Google Maps

Google’s new API (application program interface) for maps is likely to have a significant impact on your small business. In July of 2018, Google announced a new, paid API for desktop and mobile devices. They’ve included a $200 monthly credit for the service, but if your business uses this feature extensively, you’re likely to feel the impact of this recent change. Essentially, they’ve reduced usage from 750,000 monthly map loads to 25,000.

The Industry Standard

Google became the industry standard by providing website visitors the contextual information they need to find your business with embedded static or interactive maps. Street View and high resolution satellite imagery gives you the opportunity to create a more engaging experience with additional detail. Google maps provides over 25 million updates from over 1,000 sources every single day, giving your users the up-to-date information they need, when they need it.

  • 99% coverage of the world

  • 25 million daily updates

  • 1 billion monthly active users

From ride-sharing to route services, Google Maps is the industry standard in location services. With its seamless integration into your website and Google My Business listing, it provides the best and most comprehensive option for your business.

Here’s the Breakdown

The previous Google Maps API is being consolidated into three broad segments – Maps, Routes, and Places.

Their Standard and Premium plans have been merged into one pay-as-you-go pricing plan. Significant increases are being reported by developers, a 1,400% increase on average. While no direct comparisons are being offered by Google (for obvious reasons) that figure is likely to have a significant impact on businesses.

All projects will need valid API keys, as has always been the case. Beginning June 11, however, keyless access is no longer supported. Keyless calls to the Maps JavaScript API and Street View API will return low-resolution maps with “for development purposes only” watermark boldly displayed.

As we’ve experienced, an API cannot be obtained without first creating a billing account and providing Google with your credit card information. This is now the case for ALL users – even those who only wish to have a single, static map on their contact page. They don’t auto-bill, but it’s very much still an intimidating step to provide payment information for a service without any knowledge of what to expect for billing.

Prior to this development, users were allowed 25,000 map loads per day. For free. The new pricing structure includes a $200 credit, which will cover 25,000 map loads – per month.

Our Hot Take

Google created a near monopoly in this market segment and now they’re looking to capitalize.
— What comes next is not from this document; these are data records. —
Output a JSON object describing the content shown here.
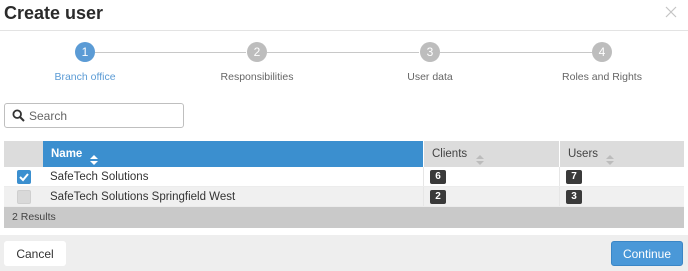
{
  "dialog": {
    "title": "Create user",
    "close_icon": "close-icon"
  },
  "stepper": {
    "steps": [
      {
        "number": "1",
        "label": "Branch office",
        "active": true
      },
      {
        "number": "2",
        "label": "Responsibilities",
        "active": false
      },
      {
        "number": "3",
        "label": "User data",
        "active": false
      },
      {
        "number": "4",
        "label": "Roles and Rights",
        "active": false
      }
    ]
  },
  "search": {
    "placeholder": "Search",
    "value": "",
    "icon": "search-icon"
  },
  "table": {
    "columns": [
      "Name",
      "Clients",
      "Users"
    ],
    "sorted_column": "Name",
    "rows": [
      {
        "checked": true,
        "name": "SafeTech Solutions",
        "clients": "6",
        "users": "7"
      },
      {
        "checked": false,
        "name": "SafeTech Solutions Springfield West",
        "clients": "2",
        "users": "3"
      }
    ],
    "footer": "2 Results"
  },
  "actions": {
    "cancel_label": "Cancel",
    "continue_label": "Continue"
  },
  "colors": {
    "accent": "#3b8fcf",
    "step_active": "#5b9bd5",
    "step_inactive": "#bdbdbd",
    "badge": "#3a3a3a"
  }
}
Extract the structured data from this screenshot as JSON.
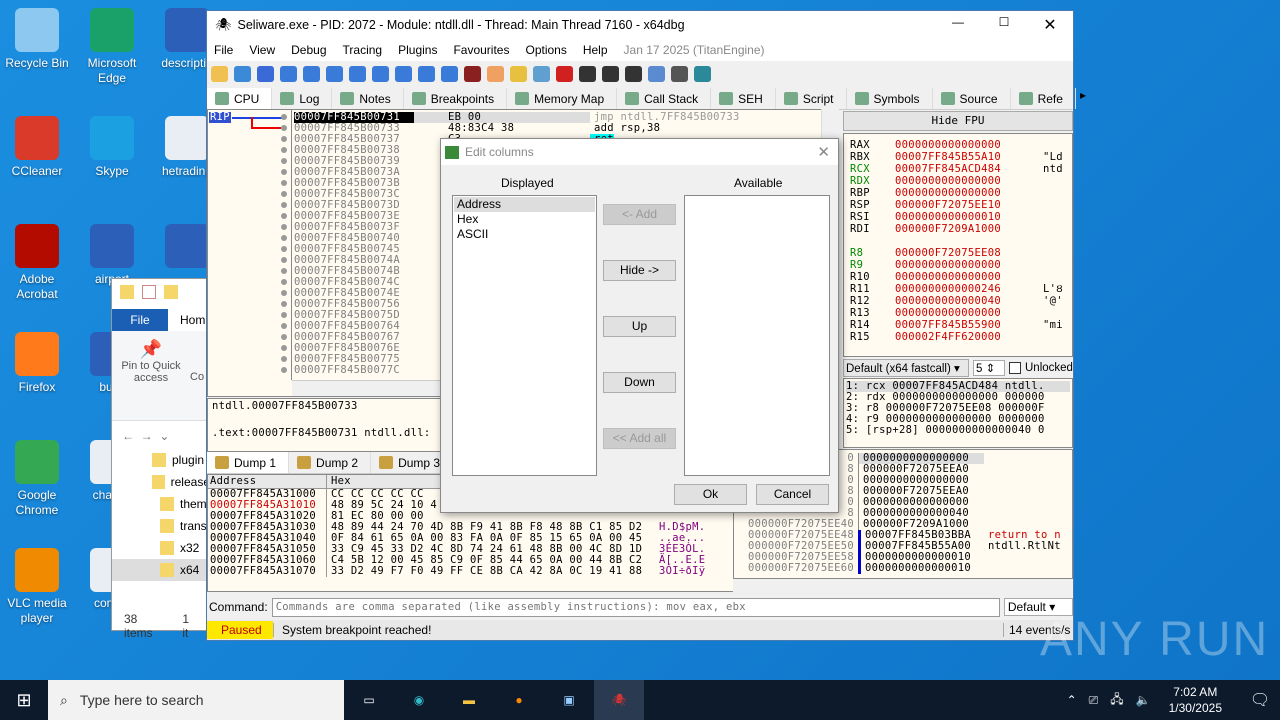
{
  "desktop": {
    "icons": [
      {
        "label": "Recycle Bin",
        "icon": "recycle-bin-icon",
        "color": "#8cc8f0"
      },
      {
        "label": "Microsoft Edge",
        "icon": "edge-icon",
        "color": "#1aa16a"
      },
      {
        "label": "descriptio",
        "icon": "word-doc-icon",
        "color": "#2b5fb8"
      },
      {
        "label": "CCleaner",
        "icon": "ccleaner-icon",
        "color": "#d93a2a"
      },
      {
        "label": "Skype",
        "icon": "skype-icon",
        "color": "#1ba1e2"
      },
      {
        "label": "hetrading",
        "icon": "image-file-icon",
        "color": "#e8eef4"
      },
      {
        "label": "Adobe Acrobat",
        "icon": "acrobat-icon",
        "color": "#b30b00"
      },
      {
        "label": "airport",
        "icon": "word-doc-icon",
        "color": "#2b5fb8"
      },
      {
        "label": "",
        "icon": "word-doc-icon",
        "color": "#2b5fb8"
      },
      {
        "label": "Firefox",
        "icon": "firefox-icon",
        "color": "#ff7a1a"
      },
      {
        "label": "build",
        "icon": "word-doc-icon",
        "color": "#2b5fb8"
      },
      {
        "label": "Google Chrome",
        "icon": "chrome-icon",
        "color": "#34a853"
      },
      {
        "label": "chance",
        "icon": "image-file-icon",
        "color": "#e8eef4"
      },
      {
        "label": "VLC media player",
        "icon": "vlc-icon",
        "color": "#f08a00"
      },
      {
        "label": "comep",
        "icon": "image-file-icon",
        "color": "#e8eef4"
      }
    ]
  },
  "explorer": {
    "file_tab": "File",
    "home_tab": "Hom",
    "pin_label": "Pin to Quick access",
    "copy_label": "Co",
    "folders": [
      "plugin",
      "release",
      "them",
      "trans",
      "x32",
      "x64"
    ],
    "status_items": "38 items",
    "status_sel": "1 it"
  },
  "debugger": {
    "title": "Seliware.exe - PID: 2072 - Module: ntdll.dll - Thread: Main Thread 7160 - x64dbg",
    "menu": [
      "File",
      "View",
      "Debug",
      "Tracing",
      "Plugins",
      "Favourites",
      "Options",
      "Help"
    ],
    "build": "Jan 17 2025 (TitanEngine)",
    "tabs": [
      "CPU",
      "Log",
      "Notes",
      "Breakpoints",
      "Memory Map",
      "Call Stack",
      "SEH",
      "Script",
      "Symbols",
      "Source",
      "Refe"
    ],
    "rip_label": "RIP",
    "disasm_addresses": [
      "00007FF845B00731",
      "00007FF845B00733",
      "00007FF845B00737",
      "00007FF845B00738",
      "00007FF845B00739",
      "00007FF845B0073A",
      "00007FF845B0073B",
      "00007FF845B0073C",
      "00007FF845B0073D",
      "00007FF845B0073E",
      "00007FF845B0073F",
      "00007FF845B00740",
      "00007FF845B00745",
      "00007FF845B0074A",
      "00007FF845B0074B",
      "00007FF845B0074C",
      "00007FF845B0074E",
      "00007FF845B00756",
      "00007FF845B0075D",
      "00007FF845B00764",
      "00007FF845B00767",
      "00007FF845B0076E",
      "00007FF845B00775",
      "00007FF845B0077C"
    ],
    "disasm_bytes": [
      "EB 00",
      "48:83C4 38",
      "C3"
    ],
    "disasm_instr": [
      "jmp ntdll.7FF845B00733",
      "add rsp,38",
      "ret"
    ],
    "info_line1": "ntdll.00007FF845B00733",
    "info_line2": ".text:00007FF845B00731 ntdll.dll:",
    "hide_fpu": "Hide FPU",
    "registers": [
      {
        "name": "RAX",
        "value": "0000000000000000",
        "comment": "",
        "green": false
      },
      {
        "name": "RBX",
        "value": "00007FF845B55A10",
        "comment": "\"Ld",
        "green": false
      },
      {
        "name": "RCX",
        "value": "00007FF845ACD484",
        "comment": "ntd",
        "green": true
      },
      {
        "name": "RDX",
        "value": "0000000000000000",
        "comment": "",
        "green": true
      },
      {
        "name": "RBP",
        "value": "0000000000000000",
        "comment": "",
        "green": false
      },
      {
        "name": "RSP",
        "value": "000000F72075EE10",
        "comment": "",
        "green": false
      },
      {
        "name": "RSI",
        "value": "0000000000000010",
        "comment": "",
        "green": false
      },
      {
        "name": "RDI",
        "value": "000000F7209A1000",
        "comment": "",
        "green": false
      },
      {
        "name": "",
        "value": "",
        "comment": "",
        "green": false
      },
      {
        "name": "R8",
        "value": "000000F72075EE08",
        "comment": "",
        "green": true
      },
      {
        "name": "R9",
        "value": "0000000000000000",
        "comment": "",
        "green": true
      },
      {
        "name": "R10",
        "value": "0000000000000000",
        "comment": "",
        "green": false
      },
      {
        "name": "R11",
        "value": "0000000000000246",
        "comment": "L'Ȣ",
        "green": false
      },
      {
        "name": "R12",
        "value": "0000000000000040",
        "comment": "'@'",
        "green": false
      },
      {
        "name": "R13",
        "value": "0000000000000000",
        "comment": "",
        "green": false
      },
      {
        "name": "R14",
        "value": "00007FF845B55900",
        "comment": "\"mi",
        "green": false
      },
      {
        "name": "R15",
        "value": "000002F4FF620000",
        "comment": "",
        "green": false
      }
    ],
    "callconv": "Default (x64 fastcall)",
    "argcount": "5",
    "unlocked": "Unlocked",
    "args": [
      "1: rcx 00007FF845ACD484 ntdll.",
      "2: rdx 0000000000000000 000000",
      "3: r8 000000F72075EE08 000000F",
      "4: r9 0000000000000000 0000000",
      "5: [rsp+28] 0000000000000040 0"
    ],
    "dump_tabs": [
      "Dump 1",
      "Dump 2",
      "Dump 3"
    ],
    "dump_headers": [
      "Address",
      "Hex"
    ],
    "dump_rows": [
      {
        "addr": "00007FF845A31000",
        "hex": "CC CC CC CC CC",
        "ascii": ""
      },
      {
        "addr": "00007FF845A31010",
        "hex": "48 89 5C 24 10 4",
        "ascii": ""
      },
      {
        "addr": "00007FF845A31020",
        "hex": "81 EC 80 00 00",
        "ascii": ""
      },
      {
        "addr": "00007FF845A31030",
        "hex": "48 89 44 24 70 4D 8B F9 41 8B F8 48 8B C1 85 D2",
        "ascii": "H.D$pM."
      },
      {
        "addr": "00007FF845A31040",
        "hex": "0F 84 61 65 0A 00 83 FA 0A 0F 85 15 65 0A 00 45",
        "ascii": "..ae..."
      },
      {
        "addr": "00007FF845A31050",
        "hex": "33 C9 45 33 D2 4C 8D 74 24 61 48 8B 00 4C 8D 1D",
        "ascii": "3ÉE3ÒL."
      },
      {
        "addr": "00007FF845A31060",
        "hex": "C4 5B 12 00 45 85 C9 0F 85 44 65 0A 00 44 8B C2",
        "ascii": "Ä[..E.E"
      },
      {
        "addr": "00007FF845A31070",
        "hex": "33 D2 49 F7 F0 49 FF CE 8B CA 42 8A 0C 19 41 88",
        "ascii": "3ÒI÷ðIÿ"
      }
    ],
    "stack_rows": [
      {
        "addr": "0",
        "val": "0000000000000000",
        "comment": ""
      },
      {
        "addr": "8",
        "val": "000000F72075EEA0",
        "comment": ""
      },
      {
        "addr": "0",
        "val": "0000000000000000",
        "comment": ""
      },
      {
        "addr": "8",
        "val": "000000F72075EEA0",
        "comment": ""
      },
      {
        "addr": "0",
        "val": "0000000000000000",
        "comment": ""
      },
      {
        "addr": "8",
        "val": "0000000000000040",
        "comment": ""
      },
      {
        "addr": "000000F72075EE40",
        "val": "000000F7209A1000",
        "comment": ""
      },
      {
        "addr": "000000F72075EE48",
        "val": "00007FF845B03BBA",
        "comment": "return to n"
      },
      {
        "addr": "000000F72075EE50",
        "val": "00007FF845B55A00",
        "comment": "ntdll.RtlNt"
      },
      {
        "addr": "000000F72075EE58",
        "val": "0000000000000010",
        "comment": ""
      },
      {
        "addr": "000000F72075EE60",
        "val": "0000000000000010",
        "comment": ""
      }
    ],
    "command_label": "Command:",
    "command_placeholder": "Commands are comma separated (like assembly instructions): mov eax, ebx",
    "command_mode": "Default",
    "status": "Paused",
    "status_msg": "System breakpoint reached!",
    "events": "14 events/s"
  },
  "dialog": {
    "title": "Edit columns",
    "displayed_label": "Displayed",
    "available_label": "Available",
    "displayed": [
      "Address",
      "Hex",
      "ASCII"
    ],
    "add": "<- Add",
    "hide": "Hide ->",
    "up": "Up",
    "down": "Down",
    "add_all": "<< Add all",
    "ok": "Ok",
    "cancel": "Cancel"
  },
  "taskbar": {
    "search": "Type here to search",
    "time": "7:02 AM",
    "date": "1/30/2025"
  },
  "watermark": "ANY RUN"
}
The impact on businesses and developers will be significant – every business with an existing Google map (and/or Google Maps API) on their site will be affected. While Google has confirmed that they’ll make setting caps on your monthly expenditure easy, that doesn’t resolve the issue of non-functional maps on your website once you hit your quota. We’re looking for new open-source providers to pop up in the next 12 months, and will work with clients to find a workable solution in the meantime.